I've switched to Trewax for its matte/satin sheen after oil/poly and I like it. It has carnuaba in it as one of the ingredients.


----------



## CaptainKlutz (Apr 23, 2014)

> are you saying you use Briwax as a base for adding colors?
> Jon
> - MrWolfe


Briwax comes in different colors.








.
Many uses. Adding color to cover scuffing. Avoiding typical white haze when using clear wax on surfaces with open pores that trap wax. Have used regular wood colors above like one uses liming wax for Ceruse technique, but in reverse. Sometimes also called wax glazing; where use dark color in pores of light wood for contrast. Not my favorite finish, but it offered the antique look the customer wanted on oak.
In my research, learned can melt clear wax and add color with oil based artist colors since they paste wax is in a petroleum based solvent carrier. Never tried it. Can't find the link right now, probably buried behind FWW pay wall? Remember seeing weird color combinations like green wood pores and red dyed wood?

YMMV


----------



## JackDuren (Oct 10, 2015)

I've used Johnsons on tools and furniture after the guy training me put it on a solid oak entertainment center in the 80's and saw a noticeable difference and was 100% satisfied.

Still use it today with no complaints


----------



## MrWolfe (Jan 23, 2018)

Thank you CaptainKlutz


----------



## Axis39 (Jul 3, 2019)

I like Briwax a lot. But, it does not get quite as shiny as some others.

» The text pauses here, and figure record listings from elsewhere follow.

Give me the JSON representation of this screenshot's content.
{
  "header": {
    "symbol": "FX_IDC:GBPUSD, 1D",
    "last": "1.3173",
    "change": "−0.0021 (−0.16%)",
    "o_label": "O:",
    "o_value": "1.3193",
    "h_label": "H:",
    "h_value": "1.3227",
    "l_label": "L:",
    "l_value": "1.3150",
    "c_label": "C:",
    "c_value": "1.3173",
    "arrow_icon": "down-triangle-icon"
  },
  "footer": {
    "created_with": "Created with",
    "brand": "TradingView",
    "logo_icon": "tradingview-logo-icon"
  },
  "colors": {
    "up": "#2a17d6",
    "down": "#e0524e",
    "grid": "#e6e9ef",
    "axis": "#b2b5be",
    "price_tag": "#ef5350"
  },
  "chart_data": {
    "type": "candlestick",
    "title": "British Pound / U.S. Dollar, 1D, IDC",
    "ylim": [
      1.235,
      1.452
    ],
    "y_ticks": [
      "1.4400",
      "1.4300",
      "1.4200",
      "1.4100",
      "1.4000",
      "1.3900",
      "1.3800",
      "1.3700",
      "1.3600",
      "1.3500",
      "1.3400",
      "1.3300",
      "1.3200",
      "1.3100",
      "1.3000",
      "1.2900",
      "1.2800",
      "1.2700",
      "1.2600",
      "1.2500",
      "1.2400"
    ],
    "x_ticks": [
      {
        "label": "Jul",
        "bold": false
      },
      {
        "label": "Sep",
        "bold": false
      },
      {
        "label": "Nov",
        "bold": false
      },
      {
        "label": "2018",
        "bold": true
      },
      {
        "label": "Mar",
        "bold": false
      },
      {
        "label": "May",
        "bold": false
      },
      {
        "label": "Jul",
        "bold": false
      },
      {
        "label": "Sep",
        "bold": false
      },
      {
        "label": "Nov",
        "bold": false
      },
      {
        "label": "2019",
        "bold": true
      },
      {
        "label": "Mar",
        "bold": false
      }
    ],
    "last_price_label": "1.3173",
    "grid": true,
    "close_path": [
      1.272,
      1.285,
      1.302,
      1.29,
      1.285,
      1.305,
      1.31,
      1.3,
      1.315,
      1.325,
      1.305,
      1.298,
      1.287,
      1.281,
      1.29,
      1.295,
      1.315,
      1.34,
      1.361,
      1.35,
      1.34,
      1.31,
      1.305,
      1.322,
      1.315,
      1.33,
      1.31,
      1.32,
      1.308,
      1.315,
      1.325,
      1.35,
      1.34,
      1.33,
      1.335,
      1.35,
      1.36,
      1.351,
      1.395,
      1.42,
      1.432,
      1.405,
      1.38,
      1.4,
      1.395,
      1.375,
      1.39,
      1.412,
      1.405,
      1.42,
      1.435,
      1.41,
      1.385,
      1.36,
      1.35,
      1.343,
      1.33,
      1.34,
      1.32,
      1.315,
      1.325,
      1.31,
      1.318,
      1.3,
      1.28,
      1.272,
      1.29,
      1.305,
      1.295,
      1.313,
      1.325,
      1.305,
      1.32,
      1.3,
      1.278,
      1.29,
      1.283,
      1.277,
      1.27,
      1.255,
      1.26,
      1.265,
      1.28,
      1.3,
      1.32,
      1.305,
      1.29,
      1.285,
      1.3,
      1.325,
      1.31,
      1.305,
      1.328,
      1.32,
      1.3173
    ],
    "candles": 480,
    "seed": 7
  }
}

I use a lot of Bowling Alley Wax. It used to be Johnsons, but Home Depot carries a different brand now. It works just as well as the Johnson's. Shines nice, is pretty sturdy when buffed out.

I also have a few colored Briwaxes and this is what I use them for, adding a little color, maybe a touch of 'aging' to carvings, etc.

I use wax a lot as my final polishing step before delivery furniture or boxes. My wife gets me to polish up our furniture maybe once every year and a half or two.


----------